Tutto ciò secondo il Rapporto è stato possibile grazie a quelli che i curatori chiamano «volani», alcuni esterni rappresentati dalle riforme approvate dal Parlamento e alcuni interni frutto dell’autopropulsione della società civile. Come nel caso della povertà alimentare, un’emergenza che riguarda 5,5 milioni di connazionali (di cui 1,3 milioni minorenni) e che ha visto però la creazione di empori della solidarietà che hanno operato in partnership pubblico-privato-Terzo settore. «È chiaro però che queste iniziative non possono sostituirsi al primo welfare in un’area di bisogno così estesa e cruciale», annota Ferrera e la considerazione ha un valore generale perché il Secondo Welfare può aggiungersi alla spesa sociale statale, non certo sostituirla. E hanno poco senso le polemiche – per lo più accademiche – che tendono talvolta (e ancora!) a contrapporre ideologicamente i due piani quando è di gran lunga preferibile adottare un orientamento pragmatico. E apprezzare, per esempio, le risposte messe a disposizione dalla Chiesa: 1.169 progetti anticrisi proposti dalle strutture di territorio di cui 171 fondi diocesani e 140 progetti di microcredito.
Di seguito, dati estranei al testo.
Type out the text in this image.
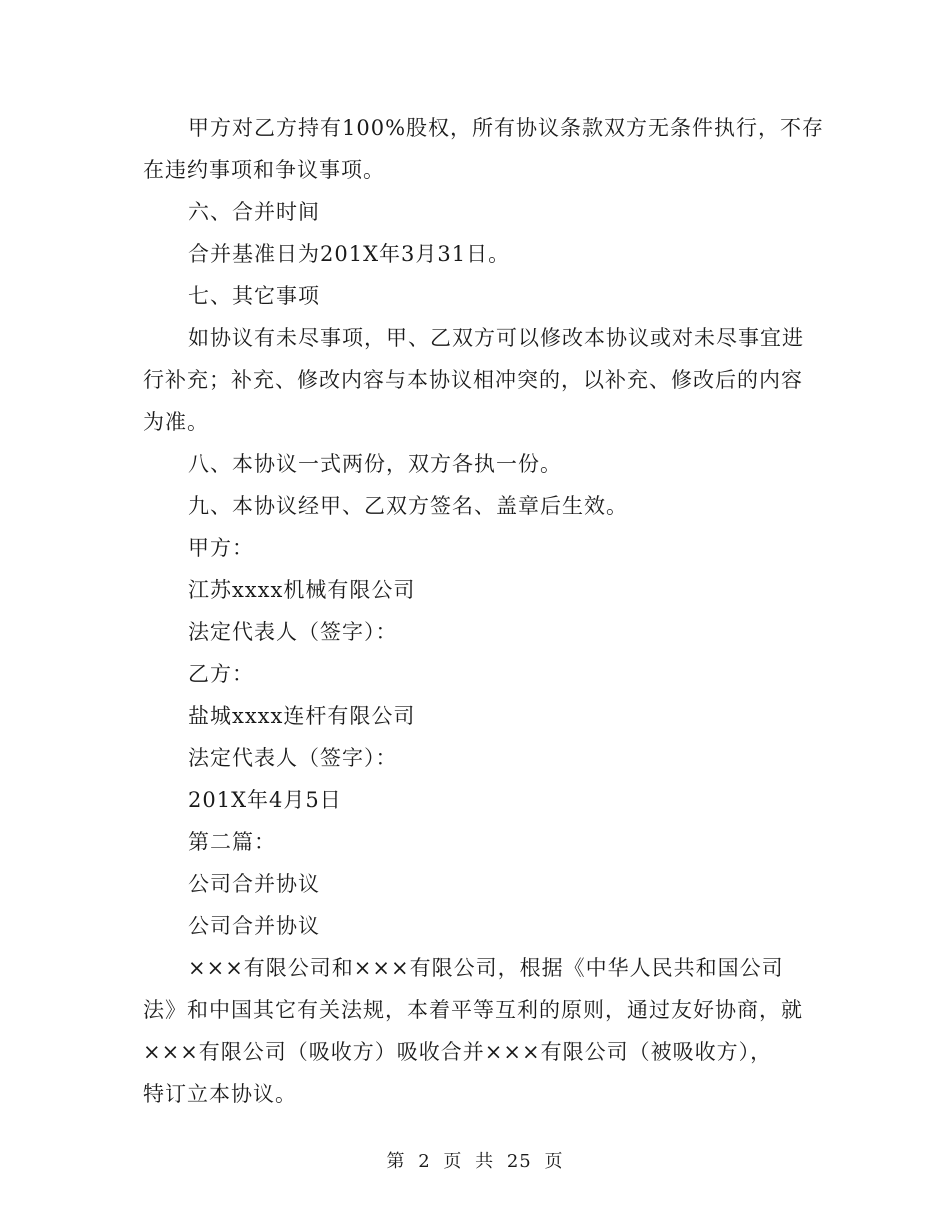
甲方对乙方持有100%股权，所有协议条款双方无条件执行，不存
在违约事项和争议事项。
六、合并时间
合并基准日为201X年3月31日。
七、其它事项
如协议有未尽事项，甲、乙双方可以修改本协议或对未尽事宜进
行补充；补充、修改内容与本协议相冲突的，以补充、修改后的内容
为准。
八、本协议一式两份，双方各执一份。
九、本协议经甲、乙双方签名、盖章后生效。
甲方：
江苏xxxx机械有限公司
法定代表人（签字）：
乙方：
盐城xxxx连杆有限公司
法定代表人（签字）：
201X年4月5日
第二篇：
公司合并协议
公司合并协议
×××有限公司和×××有限公司，根据《中华人民共和国公司
法》和中国其它有关法规，本着平等互利的原则，通过友好协商，就
×××有限公司（吸收方）吸收合并×××有限公司（被吸收方），
特订立本协议。
第 2 页 共 25 页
La crisi ha indotto anche le Fondazioni di origine bancaria a ripensare le loro modalità di intervento: il Rapporto cita Cariplo e Fondazione CrCuneo che hanno varato bandi con finalità innovative nel campo dei servizi alla persona, ma anche Le Fondazioni il nuovo capitolo aperto con il contrasto alla povertà educativa. Pur elencando tutte queste novità il bilancio tracciato da Secondo Welfare non è certo a tinta unica, resta con i piedi per terra e sottolinea più volte le zone d’ombra ovvero l’eterogeneità e la frammentazione degli interventi, la loro diffusione a macchia di leopardo e le forti disparità tra Nord e Sud. Sono persino emerse anche nuove criticità, aggiunge Ferrera, «rappresentate dagli ostacoli normativi contro cui si scontra l’attivismo della società civile, la ancora scarsa consapevolezza del suo potenziale come motore di crescita e il modesto investimento sulla comunicazione». Un capitolo importante delle zone d’ombra, ad esempio tutto, è quello che riguarda i lavoratori stranieri.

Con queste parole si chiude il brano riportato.